Link Spam is a term used for a large number of irrelevant links to a particular site for the purpose of increasing search rankings in Google. For example, if you own a Deli and your website has backlinks from blogs about shoes, forums about working out, a site about popular baby names, whatever the case may be, not only are you not really targeting your customer, Google is doing everything they can to make sure all that work you put into getting all of these random links results in your page being ranked even lower.
To be fair, in most cases the business has no idea this is going on. It usually happens when they hire an affiliate marketer who does not specify where all these magical links or coming from, or sometimes an affiliate marketer will do this to a competing business on purpose knowing about Google penalties.
There was a time when businesses could get away with this sort of link spam for a time due to the massive number of sites and Google’s inability to keep up.
That is no longer the case. Here is what Google has been up to the last few years:
- Crawlers practically completely eliminate irrelevant links from search rankings now
- They have boosted the rankings for links from high authority sites (popular trusted sites, like Wikipedia for example).
- They penalize webpages with a negative ranking if they have links from sites which themselves have been penalized for Black Hat SEO.
This shouldn’t be a surprise. Google’s goal has always been to provide searchers with the most relevant information possible for any search. They’re just getting a lot better at it. That’s actually not a bad thing though, because doing backlinks for SEO the right way isn’t that hard. We’d argue it’s easier actually.
- Make sure any links to your website are relevant. No matter how tempting it is to post links to your site from every source possible, don’t do it. If you’re a Deli, stick to sites, blogs and forums, about food, cooking, even kitchen apparel if you can tie your entry in somehow, like “We use Samurai Kitchen Knives exclusively at Big Sandwich Deli and can attest to their sharpness…” or whatever the case may be.

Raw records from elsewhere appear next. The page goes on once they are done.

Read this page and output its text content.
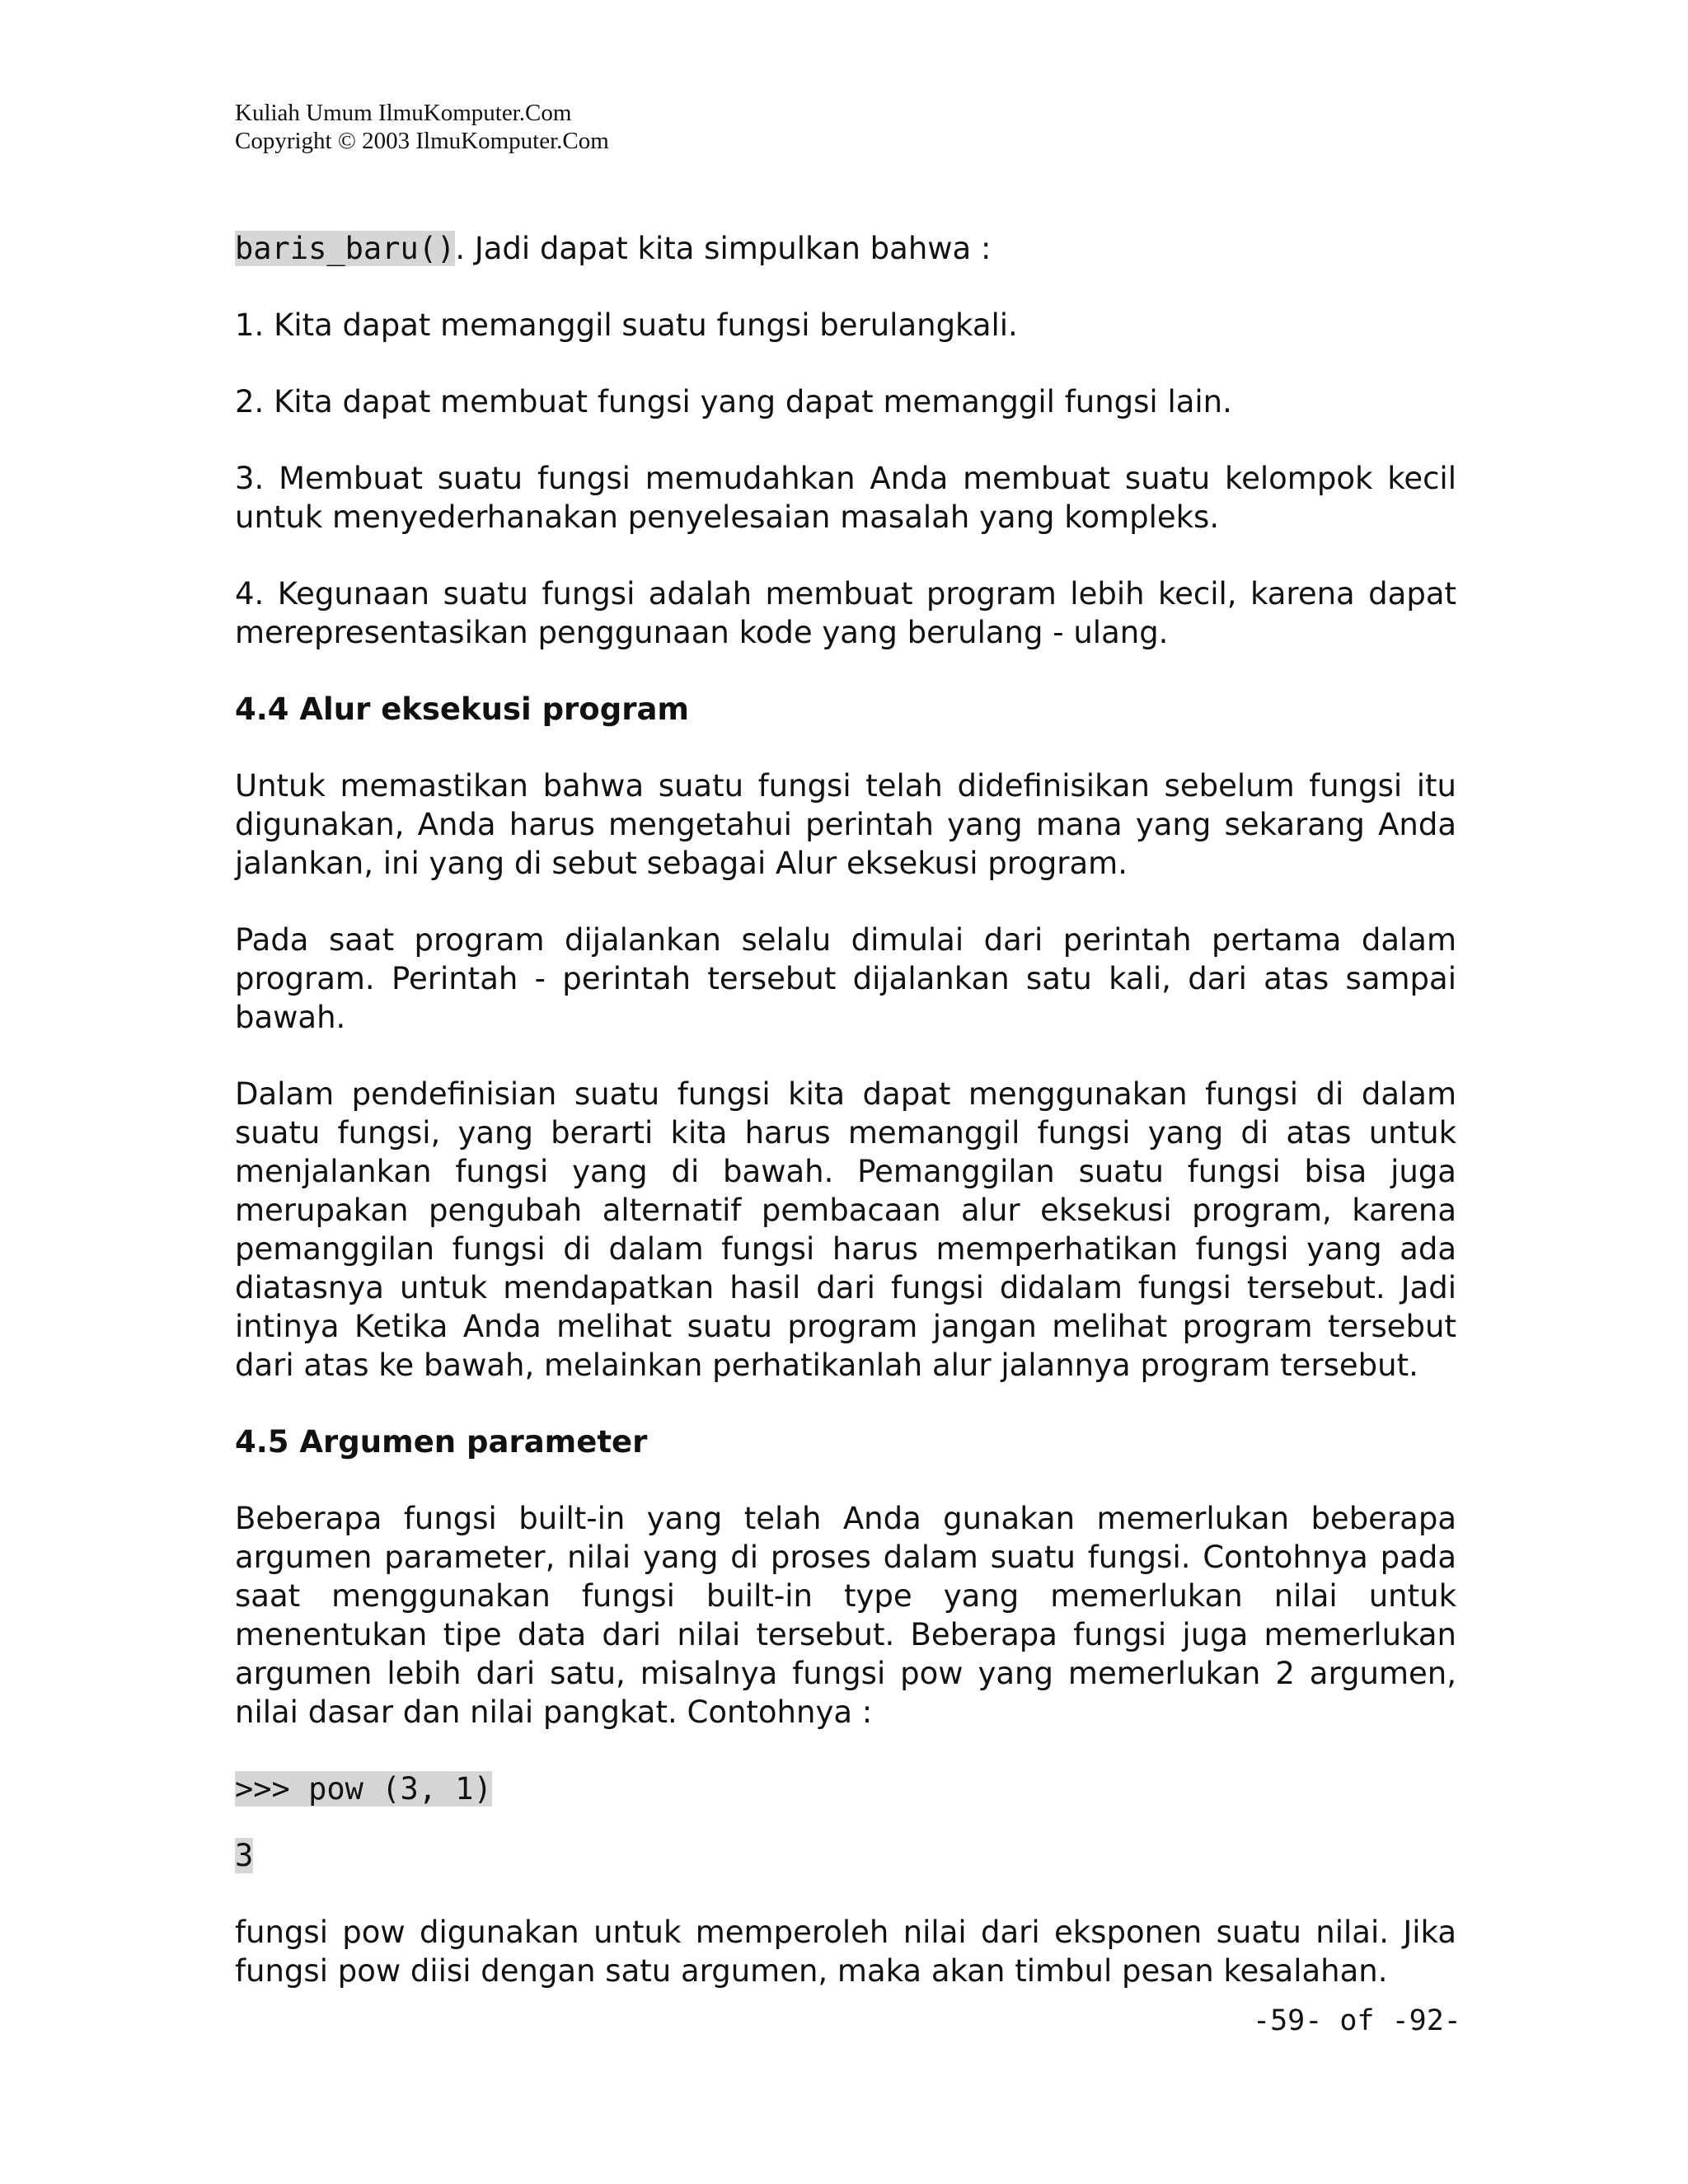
Kuliah Umum IlmuKomputer.Com
Copyright © 2003 IlmuKomputer.Com

baris_baru(). Jadi dapat kita simpulkan bahwa :

1. Kita dapat memanggil suatu fungsi berulangkali.

2. Kita dapat membuat fungsi yang dapat memanggil fungsi lain.

3. Membuat suatu fungsi memudahkan Anda membuat suatu kelompok kecil untuk menyederhanakan penyelesaian masalah yang kompleks.

4. Kegunaan suatu fungsi adalah membuat program lebih kecil, karena dapat merepresentasikan penggunaan kode yang berulang - ulang.

4.4 Alur eksekusi program

Untuk memastikan bahwa suatu fungsi telah didefinisikan sebelum fungsi itu digunakan, Anda harus mengetahui perintah yang mana yang sekarang Anda jalankan, ini yang di sebut sebagai Alur eksekusi program.

Pada saat program dijalankan selalu dimulai dari perintah pertama dalam program. Perintah - perintah tersebut dijalankan satu kali, dari atas sampai bawah.

Dalam pendefinisian suatu fungsi kita dapat menggunakan fungsi di dalam suatu fungsi, yang berarti kita harus memanggil fungsi yang di atas untuk menjalankan fungsi yang di bawah. Pemanggilan suatu fungsi bisa juga merupakan pengubah alternatif pembacaan alur eksekusi program, karena pemanggilan fungsi di dalam fungsi harus memperhatikan fungsi yang ada diatasnya untuk mendapatkan hasil dari fungsi didalam fungsi tersebut. Jadi intinya Ketika Anda melihat suatu program jangan melihat program tersebut dari atas ke bawah, melainkan perhatikanlah alur jalannya program tersebut.

4.5 Argumen parameter

Beberapa fungsi built-in yang telah Anda gunakan memerlukan beberapa argumen parameter, nilai yang di proses dalam suatu fungsi. Contohnya pada saat menggunakan fungsi built-in type yang memerlukan nilai untuk menentukan tipe data dari nilai tersebut. Beberapa fungsi juga memerlukan argumen lebih dari satu, misalnya fungsi pow yang memerlukan 2 argumen, nilai dasar dan nilai pangkat. Contohnya :

>>> pow (3, 1)
3

fungsi pow digunakan untuk memperoleh nilai dari eksponen suatu nilai. Jika fungsi pow diisi dengan satu argumen, maka akan timbul pesan kesalahan.

-59- of -92-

- Look for high authority sites and put extra effort into getting your site linked. This might mean hiring a professional, but the money spent on that one link will be more helpful than a hundred links from sites that do not have the same authority.
- If you notice a sudden drop in your page’s rank, look for any old irrelevant links you may have had or make sure any marketing company or affiliate is not using your link on an untrustworthy site.
- Only hire trusted companies for your marketing, especially SEO related marketing. If a deal sounds too good to be true, they are probably doing things like link spamming and it’s going to hurt more than help eventually.